Local e-waste skills NGO joins global recycling initiative

7th May 2021 By: Schalk Burger - Creamer Media Senior Deputy Editor

Local recycling skills development nongovernmental organisation (NGO) The Appliance Bank (TAB) has partnered with global recycling initiative Sustainable Recycling Industries (SRI) in a project that aims to create economic opportunities while ensuring workable and safe solutions for the management of e-waste.

TAB will create training materials to support the collaboration and help scale the intended impact of the SRI initiative in South Africa. The pilot project is kicking off in iLembe, KwaZulu-Natal, which will see TAB working with waste pickers and providing technical appliance repair training.

The pilot project will also see the team work with the informal waste sector to collect e-waste through a newly developed app, says TAB co-founder and CEO Tracey Gilmore.

TAB provides a two-year training programme for unemployed people to establish their own sustainable businesses, and gives them the technical skills needed to repair donated household appliances and sell them for a profit in their communities, or to repair damaged and customer-returned small household appliances.

The Department of Forestry, Fisheries and the Environment estimates South Africa’s e-waste at about 360 000 t/y.

A techno-economic study in 2014 revealed that more recycling of e-waste could bring notable benefits to South Africa. If the country manages to increase its recovery of e-waste for recycling from the current 10%, to 30%, it will yield an additional R32-million a year injection into the economy.

The national SRI project team aims to develop an e-waste policy on national and local level, define minimum working conditions for the formal e-waste value chain partners and facilitate strategic informal sector integration. It will also assist with the development of auditing skills and capacity to assess e-waste value chain operators and oversee the development of a national e-waste learner curriculum.

Piloted in 2015 as a strategic partnership with The Clicks Group, TAB had 89 active businesspeople in 2020 who sold goods for a profit of R5.4-million and around 22 000 units of e-waste materials were recycled.

TAB does this to prevent damaged appliances from being disposed of in landfills and in support of the circular economy.

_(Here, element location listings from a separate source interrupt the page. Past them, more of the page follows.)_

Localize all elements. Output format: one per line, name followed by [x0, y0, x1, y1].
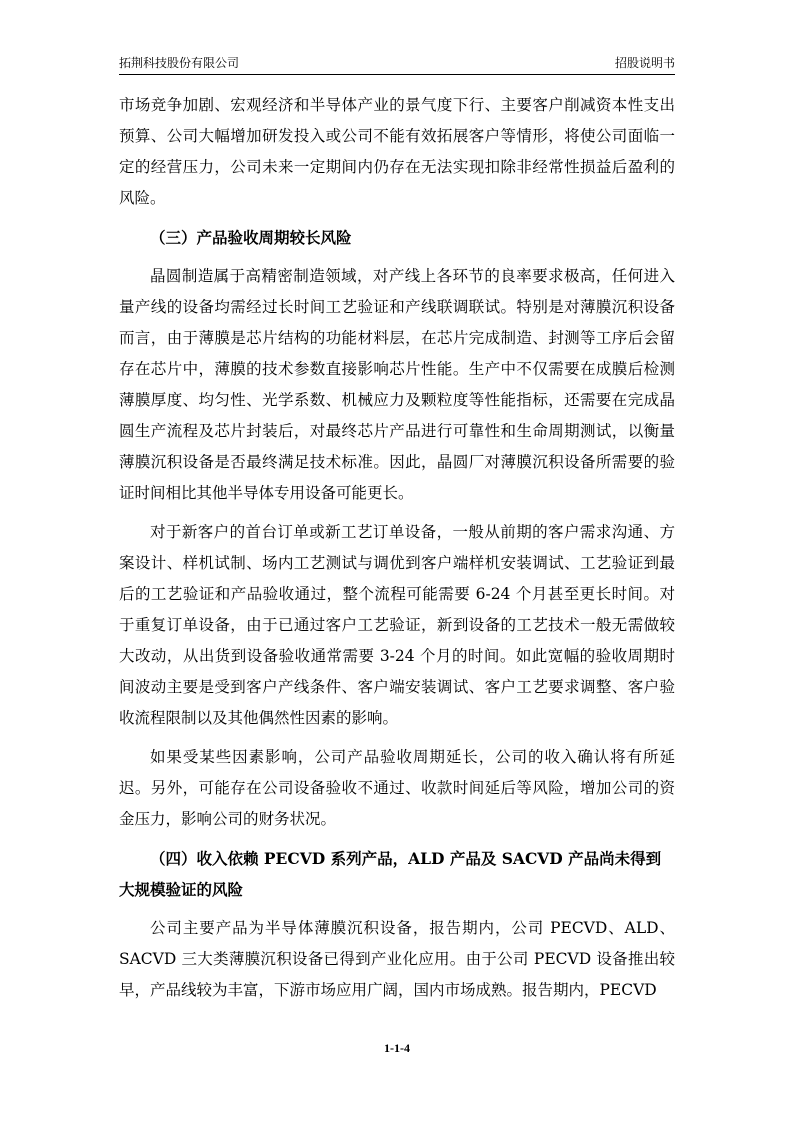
- paragraph-products: 公司主要产品为半导体薄膜沉积设备，报告期内，公司 PECVD、ALD、SACVD 三大类薄膜沉积设备已得到产业化应用。由于公司 PECVD 设备推出较早，产品线较为丰富，下游市场应用广阔，国内市场成熟。报告期内，PECVD: [119, 919, 675, 999]
- page-number: 1-1-4: [384, 1041, 410, 1055]
- page-body: [119, 90, 675, 1006]
- page-header: [119, 52, 675, 75]
- paragraph-acceptance-cycle: 晶圆制造属于高精密制造领域，对产线上各环节的良率要求极高，任何进入量产线的设备均需经过长时间工艺验证和产线联调联试。特别是对薄膜沉积设备而言，由于薄膜是芯片结构的功能材料层，在芯片完成制造、封测等工序后会留存在芯片中，薄膜的技术参数直接影响芯片性能。生产中不仅需要在成膜后检测薄膜厚度、均匀性、光学系数、机械应力及颗粒度等性能指标，还需要在完成晶圆生产流程及芯片封装后，对最终芯片产品进行可靠性和生命周期测试，以衡量薄膜沉积设备是否最终满足技术标准。因此，晶圆厂对薄膜沉积设备所需要的验证时间相比其他半导体专用设备可能更长。: [119, 267, 675, 502]
- section-heading-3: （三）产品验收周期较长风险: [150, 228, 352, 247]
- paragraph-impact: 如果受某些因素影响，公司产品验收周期延长，公司的收入确认将有所延迟。另外，可能存在公司设备验收不通过、收款时间延后等风险，增加公司的资金压力，影响公司的财务状况。: [119, 748, 675, 828]
- paragraph-order-process: 对于新客户的首台订单或新工艺订单设备，一般从前期的客户需求沟通、方案设计、样机试制、场内工艺测试与调优到客户端样机安装调试、工艺验证到最后的工艺验证和产品验收通过，整个流程可能需要 6-24 个月甚至更长时间。对于重复订单设备，由于已通过客户工艺验证，新到设备的工艺技术一般无需做较大改动，从出货到设备验收通常需要 3-24 个月的时间。如此宽幅的验收周期时间波动主要是受到客户产线条件、客户端安装调试、客户工艺要求调整、客户验收流程限制以及其他偶然性因素的影响。: [119, 523, 675, 727]
- paragraph-continuation: 市场竞争加剧、宏观经济和半导体产业的景气度下行、主要客户削减资本性支出预算、公司大幅增加研发投入或公司不能有效拓展客户等情形，将使公司面临一定的经营压力，公司未来一定期间内仍存在无法实现扣除非经常性损益后盈利的风险。: [119, 96, 675, 207]
- header-document-type: 招股说明书: [614, 56, 675, 70]
- section-heading-4: （四）收入依赖 PECVD 系列产品，ALD 产品及 SACVD 产品尚未得到大规模验证的风险: [119, 849, 662, 899]
- header-company-name: 拓荆科技股份有限公司: [119, 56, 240, 70]
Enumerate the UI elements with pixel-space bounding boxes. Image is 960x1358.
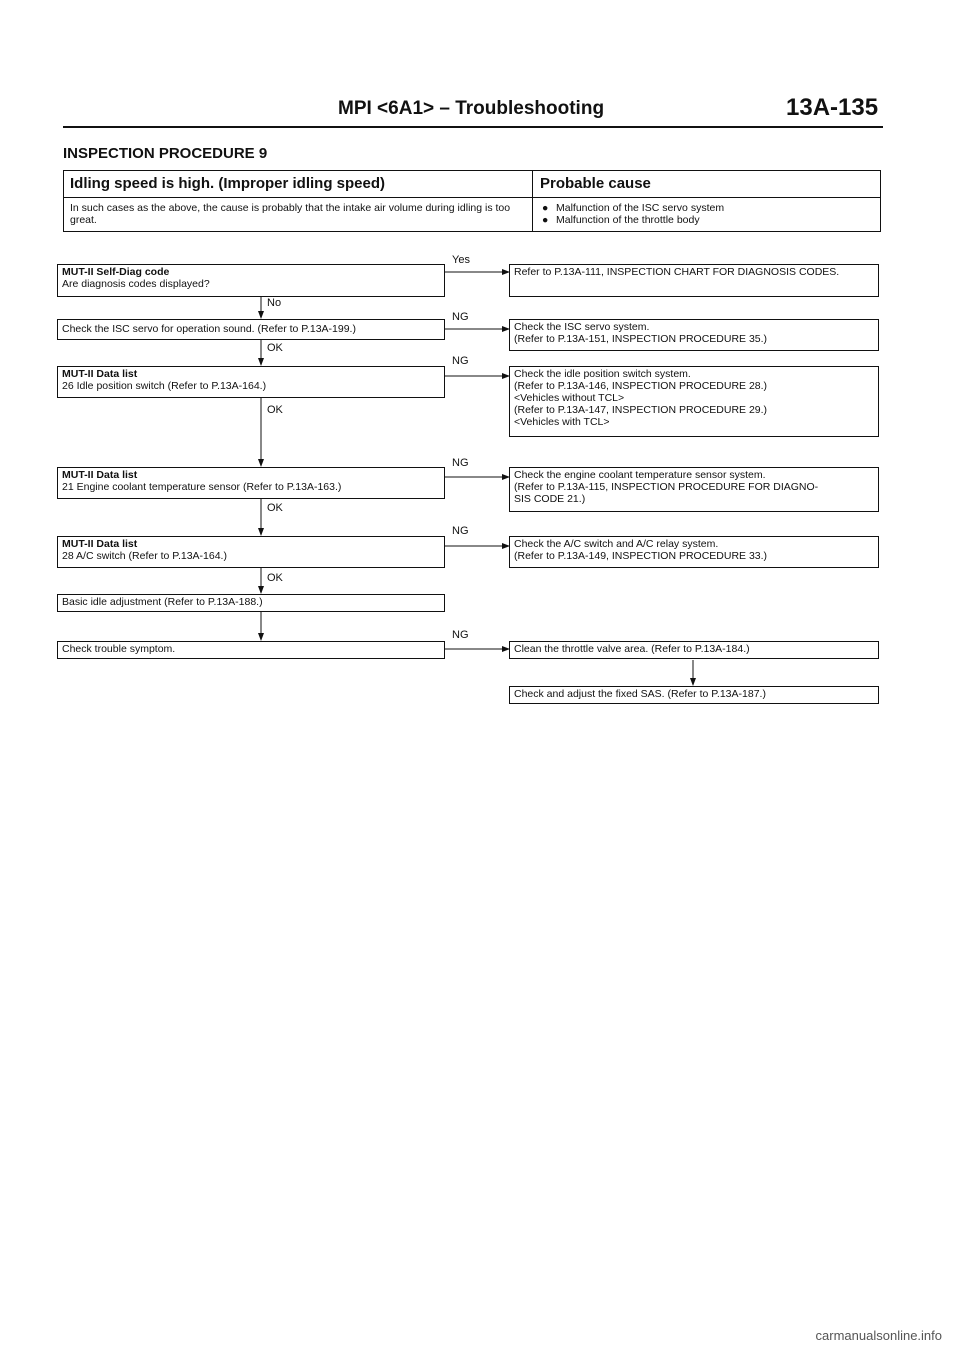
result-idle-position-switch: Check the idle position switch system. (Refer to P.13A-146, INSPECTION PROCEDURE 28.) <Vehicles without TCL> (Refer to P.13A-147, INSPECTION PROCEDURE 29.) <Vehicles with TCL> — [509, 366, 879, 437]
step-self-diag: MUT-II Self-Diag code Are diagnosis codes displayed? — [57, 264, 445, 297]
cause-item: ● Malfunction of the ISC servo system — [542, 202, 725, 214]
bullet-icon: ● — [542, 214, 549, 226]
label-ok: OK — [267, 404, 283, 416]
step-data-list-28: MUT-II Data list 28 A/C switch (Refer to P.13A-164.) — [57, 536, 445, 568]
symptom-heading: Idling speed is high. (Improper idling speed) — [70, 175, 386, 192]
footer-watermark: carmanualsonline.info — [815, 1328, 942, 1343]
label-ok: OK — [267, 502, 283, 514]
step-isc-servo-sound: Check the ISC servo for operation sound. (Refer to P.13A-199.) — [57, 319, 445, 340]
procedure-title: INSPECTION PROCEDURE 9 — [63, 145, 268, 162]
result-isc-servo-system: Check the ISC servo system. (Refer to P.13A-151, INSPECTION PROCEDURE 35.) — [509, 319, 879, 351]
result-diagnosis-chart: Refer to P.13A-111, INSPECTION CHART FOR DIAGNOSIS CODES. — [509, 264, 879, 297]
label-ng: NG — [452, 629, 469, 641]
label-yes: Yes — [452, 254, 470, 266]
label-ng: NG — [452, 457, 469, 469]
page-number: 13A-135 — [786, 94, 879, 121]
symptom-text: In such cases as the above, the cause is probably that the intake air volume during idling is too great. — [70, 202, 511, 226]
label-no: No — [267, 297, 282, 309]
result-clean-throttle-valve: Clean the throttle valve area. (Refer to P.13A-184.) — [509, 641, 879, 659]
bullet-icon: ● — [542, 202, 549, 214]
result-coolant-temp-sensor: Check the engine coolant temperature sensor system. (Refer to P.13A-115, INSPECTION PROCEDURE FOR DIAGNO- SIS CODE 21.) — [509, 467, 879, 512]
step-check-trouble-symptom: Check trouble symptom. — [57, 641, 445, 659]
label-ok: OK — [267, 572, 283, 584]
label-ng: NG — [452, 355, 469, 367]
page-header-title: MPI <6A1> – Troubleshooting — [338, 98, 605, 119]
result-adjust-fixed-sas: Check and adjust the fixed SAS. (Refer to P.13A-187.) — [509, 686, 879, 704]
step-data-list-21: MUT-II Data list 21 Engine coolant temperature sensor (Refer to P.13A-163.) — [57, 467, 445, 499]
cause-item: ● Malfunction of the throttle body — [542, 214, 700, 226]
label-ng: NG — [452, 311, 469, 323]
label-ng: NG — [452, 525, 469, 537]
step-data-list-26: MUT-II Data list 26 Idle position switch (Refer to P.13A-164.) — [57, 366, 445, 398]
cause-heading: Probable cause — [540, 175, 651, 192]
label-ok: OK — [267, 342, 283, 354]
result-ac-switch: Check the A/C switch and A/C relay system. (Refer to P.13A-149, INSPECTION PROCEDURE 33.) — [509, 536, 879, 568]
step-basic-idle-adjustment: Basic idle adjustment (Refer to P.13A-188.) — [57, 594, 445, 612]
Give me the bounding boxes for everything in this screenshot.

In all its activities, the SRI programme strives for an inclusive approach of enabling beneficial economic conditions for the formal industry stakeholders and the informal sector. Therefore, the programme leverages steps and strategies leading to both a resource preserving circular economy transition and contributing to actions on climate change mitigation through the recovery and reintegration of secondary raw materials into industrial processes.

“South Africa can only benefit from projects like the SRI that will create a more inclusive economy and contribute to sustainable growth. Apart from all the research learnings we will obtain from the SRI project, it provides an essential platform to build on our programme through improving our training material, continuing our contribution to improving our country’s entrepreneurial ecosystem and aiding job creation,” says Gilmore.